In Oyo State, the Asiwaju of Esa Oke, Chief Bola Ige, the incumbent faced stiff opposition from his Deputy, Chief Sunday Afolabi, as well as from Alhaji Busari Adelakun (Eruobodo) and Chief M. A. Omisade. In Ogun State, Mrs. Titi Ajanaku and Chief Odunjo wanted to slug it out with Chief Olabisi Onabanjo. The story was not different in Bendel State where Dr. Isaac Okonjo, the Secretary to the State Government wanted to contest against Prof. Ambrose Folorunso Alli. The only exception was Lagos State where Alhaji Rafiu Jafojo had no problem running again as Deputy to Alhaji Jakande.
The intra-party crisis was however not limited to the Unity Party of Nigeria. In Kano State, Alhaji Abubakar Rimi, the state governor did not see eye to eye with his deputy, Alhaji Bibi Farouk. In Plateau State, Governor Solomon Lar and his Deputy, Alhaji Yakubu Danladi were locked in a perennial war of attrition.
At the UPN party’s special National Conference held in October 1982, the sole issue for discussion was the issue of automatic tickets for returning governors. Following pressures from the prospective contestants who appeared to be very vocal, the party resolved to allow shadow elections to be conducted in order to test the acceptability and popularity of the incumbent.

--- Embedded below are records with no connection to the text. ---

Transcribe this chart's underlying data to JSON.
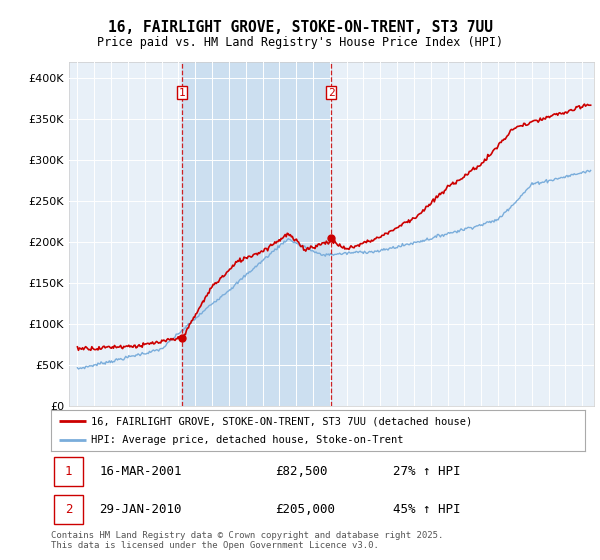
{
  "title": "16, FAIRLIGHT GROVE, STOKE-ON-TRENT, ST3 7UU",
  "subtitle": "Price paid vs. HM Land Registry's House Price Index (HPI)",
  "ylabel_ticks": [
    0,
    50000,
    100000,
    150000,
    200000,
    250000,
    300000,
    350000,
    400000
  ],
  "ylim": [
    0,
    420000
  ],
  "xlim_start": 1994.5,
  "xlim_end": 2025.7,
  "sale1_year": 2001.21,
  "sale1_price": 82500,
  "sale1_label": "1",
  "sale1_date": "16-MAR-2001",
  "sale1_amount": "£82,500",
  "sale1_hpi": "27% ↑ HPI",
  "sale2_year": 2010.08,
  "sale2_price": 205000,
  "sale2_label": "2",
  "sale2_date": "29-JAN-2010",
  "sale2_amount": "£205,000",
  "sale2_hpi": "45% ↑ HPI",
  "hpi_color": "#7aaddb",
  "property_color": "#cc0000",
  "shade_color": "#ccdff0",
  "background_color": "#e8f0f8",
  "plot_bg_color": "#e8f0f8",
  "legend_line1": "16, FAIRLIGHT GROVE, STOKE-ON-TRENT, ST3 7UU (detached house)",
  "legend_line2": "HPI: Average price, detached house, Stoke-on-Trent",
  "footer": "Contains HM Land Registry data © Crown copyright and database right 2025.\nThis data is licensed under the Open Government Licence v3.0."
}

It was a triumphant Omoboriowo and his team that returned to Akure after the National Conference. In accordance with the Peace Treaty, he resigned his appointment as the Deputy Governor of the State. With the resignation, the stage was now set for the epic battle between the governor and his former deputy for the soul of Ondo State. They were joined in the contest by Banji Akintoye, a senator.
Feelers that the shadow elections were not going to be hitch-free started appearing some days before the elections. It was a requirement that for a member to qualify to vote at a constituency meeting, such a member must hold the party’s membership card. The Ajasin group alleged that Omoboriowo and his team arranged with some private printers in Akure to illegally print the party’s membership cards. The Omoboriowo group however claimed that it was the Ajasin group that was caught with the freshly printed UPN membership cards.
On November 11, 1982, the shadow elections took place in Akure. The Nomination Committee for Ondo State was headed by Chief Sebastian Umoren from Cross River State. All the four members of the Committee were from outside Ondo State. This was understandable to ensure that none of the three candidates was unduly favoured.
At the end of the day, Ajasin polled 707 votes, Omoboriowo scored 531 and Akintoye came third with 94 votes. These figures were however contested by Omoboriowo who claimed that his score was 532, with Ajasin and Akintoye scoring 479 and 94 votes respectfully.
With the result announced by the Nomination Committee, Chief Ajasin was declared the winner and the party’s flag bearer for the gubernatorial election in 1983.
It is on record that following the shadow elections, Chief Omoboriowo wanted to mend fences with his boss, the governor. He was however prevented from doing so by some members of his group.
Chief Omoboriowo was now confronted with the task of choosing another platform to actualize his political ambition. As a committed socialist of Awolowo school of thought, he found it incongruous to pitch his tent with the National Party of Nigeria, his former party’s archrival.
Overnight he became the toast of the other political parties who were desperate to dislodge Awolowo from the state.
First to extend an invitation to Omoboriowo was the newly registered Nigerian Advance Party promoted by Dr Tunji Braithwaite. The Nigerian People’s Party of Dr Nnamdi Azikiwe also came calling. They were followed in quick succession by the duo of the Great Nigerian People’s Party and Aminu Kano’s People Redemption Party.